Примерно со второй половины 90-х годов концепция «Евразийского моста» трансформировалась в так называемую доктрину «многовекторной дипломатии». Официально эта доктрина ставит своей целью проведение внешней политики на всех важных для Казахстана направлениях, включая Россию и СНГ, Центральную Азию, Европу, Азиатско-Тихоокеанский регион, мусульманский мир и развитые индустриальные державы. Такая политика предполагает равноправное и взаимовыгодное сотрудничество с сопредельными странами, государствами-членами СНГ, а также с ведущими странами Запада, Азии и Ближнего Востока.

Фактически это означает проведение тонкого и сбалансированного геополитического курса, искусную игру на противоречиях между важнейшими центрами силы современного мира, направленную на то, чтобы обеспечить национальные интересы страны и максимально ослабить зависимость Казахстана от главных игроков в Центральной Азии – Китая, России и Соединенных Штатов. Как отмечал известный в Казахстане политолог Нурбулат Масанов, «в 90-х термин «многовекторная политика Казахстана» нес четкое определение, где за понятием независимости молодого государства скрывалось не что иное, как балансирование между крупными политическими игроками, оказывающими влияние на все геополитическое поле, в том числе на Казахстан и Центральную Азию в целом».
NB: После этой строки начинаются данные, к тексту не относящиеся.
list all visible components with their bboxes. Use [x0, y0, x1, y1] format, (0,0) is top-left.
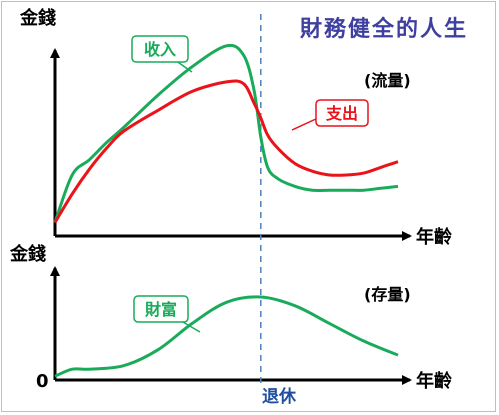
series-line-income [53, 43, 399, 224]
legend-wealth: 財富 [133, 295, 201, 333]
legend-income-label: 收入 [144, 40, 176, 59]
series-line-wealth [54, 295, 399, 378]
top-ylabel: 金錢 [19, 7, 56, 29]
legend-expense-label: 支出 [325, 104, 358, 123]
top-annotation: (流量) [364, 71, 411, 90]
legend-expense: 支出 [291, 99, 369, 131]
retirement-label: 退休 [262, 386, 297, 407]
bottom-ylabel: 金錢 [9, 243, 46, 265]
legend-wealth-label: 財富 [145, 300, 177, 319]
bottom-xlabel: 年齡 [416, 370, 452, 392]
top-xlabel: 年齡 [416, 226, 452, 248]
bottom-origin-label: 0 [36, 371, 49, 392]
chart-title: 財務健全的人生 [300, 16, 468, 42]
bottom-annotation: (存量) [364, 285, 411, 304]
series-line-expense [53, 79, 399, 224]
legend-income: 收入 [131, 35, 193, 73]
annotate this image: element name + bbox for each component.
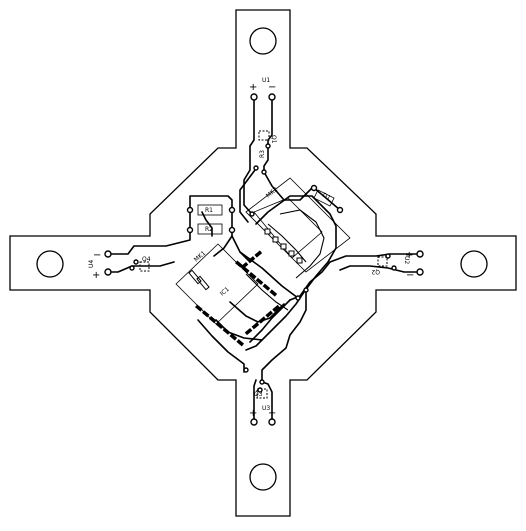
label-ic: IC1 <box>219 286 231 298</box>
mk1-pads <box>188 269 210 291</box>
label-r3: R3 <box>259 150 266 158</box>
ic-pads <box>195 250 280 347</box>
pad-u4-minus <box>104 250 112 258</box>
label-u3-plus: + <box>249 408 257 419</box>
r1-body <box>197 204 223 216</box>
label-q4: Q4 <box>142 256 151 263</box>
mk1-outline <box>175 243 259 325</box>
label-u3: U3 <box>262 405 270 412</box>
pad-u3-minus <box>268 418 276 426</box>
label-u4-plus: + <box>92 270 100 281</box>
label-u2-plus: + <box>405 250 413 261</box>
pad-u1-plus <box>250 93 258 101</box>
pads <box>104 93 424 426</box>
mounting-hole-top <box>249 27 277 55</box>
r2-body <box>197 223 223 235</box>
traces <box>107 96 421 423</box>
label-u4: U4 <box>88 260 95 268</box>
pad-u4-plus <box>104 268 112 276</box>
label-d1: D1 <box>321 192 332 202</box>
label-q3: Q3 <box>254 391 263 398</box>
ic-inner-outline <box>253 197 323 259</box>
q1-footprint <box>258 130 270 141</box>
labels: U1 + − U3 + − U4 − + U2 + − Q1 Q3 Q4 Q2 … <box>88 77 414 419</box>
mounting-hole-bottom <box>249 463 277 491</box>
components <box>175 177 351 325</box>
q4-footprint <box>139 261 150 272</box>
pad-u2-plus <box>416 250 424 258</box>
label-u2: U2 <box>403 256 410 264</box>
d1-body <box>313 189 335 207</box>
mounting-hole-left <box>36 250 64 278</box>
label-u2-minus: − <box>406 270 414 281</box>
inner-traces <box>245 209 325 311</box>
label-u1: U1 <box>262 77 270 84</box>
mk2-outline <box>245 177 351 273</box>
mk2-pads <box>264 228 303 264</box>
label-u3-minus: − <box>268 408 276 419</box>
pad-u2-minus <box>416 268 424 276</box>
label-r1: R1 <box>205 207 213 214</box>
label-q1: Q1 <box>270 135 277 144</box>
pad-u3-plus <box>250 418 258 426</box>
pad-u1-minus <box>268 93 276 101</box>
board-outline <box>9 9 517 517</box>
q2-footprint <box>377 256 388 267</box>
label-u4-minus: − <box>93 250 101 261</box>
mounting-hole-right <box>460 250 488 278</box>
label-u1-minus: − <box>268 82 276 93</box>
label-u1-plus: + <box>249 82 257 93</box>
label-q2: Q2 <box>371 268 380 275</box>
label-r2: R2 <box>205 226 213 233</box>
Поначалу такое балансирование позволяло Казахстану сохранять полный нейтралитет по отношению к наиболее острым международным проблемам. Однако вскоре из-за постоянно меняющейся внешнеполитической конъюнктуры как в регионе, так и в мире в целом Казахстан уже не мог пребывать в некой отстраненности от важнейших конфликтных ситуаций, которые имеют место и в Центральной Азии в том числе. При этом он вынужден был прибегнуть к еще большему маневрированию, совершая в рамках пресловутой «многовекторности» весьма замысловатые пируэты на международной арене.

В Астане, по-видимому, считают, что устремления великих держав способны дестабилизировать и даже привести к разделу и ликвидации Казахстана как суверенного государства, а потому являются для него не менее опасными, чем международный терроризм или «цветная» революция в самой стране. Назарбаев чувствует, что и Россия, и Китай, и Соединенные Штаты – все хотели бы занять доминирующее положение в Центральной Азии, и решительно настроен с помощью подобных маневров противостоять обеим этим угрозам.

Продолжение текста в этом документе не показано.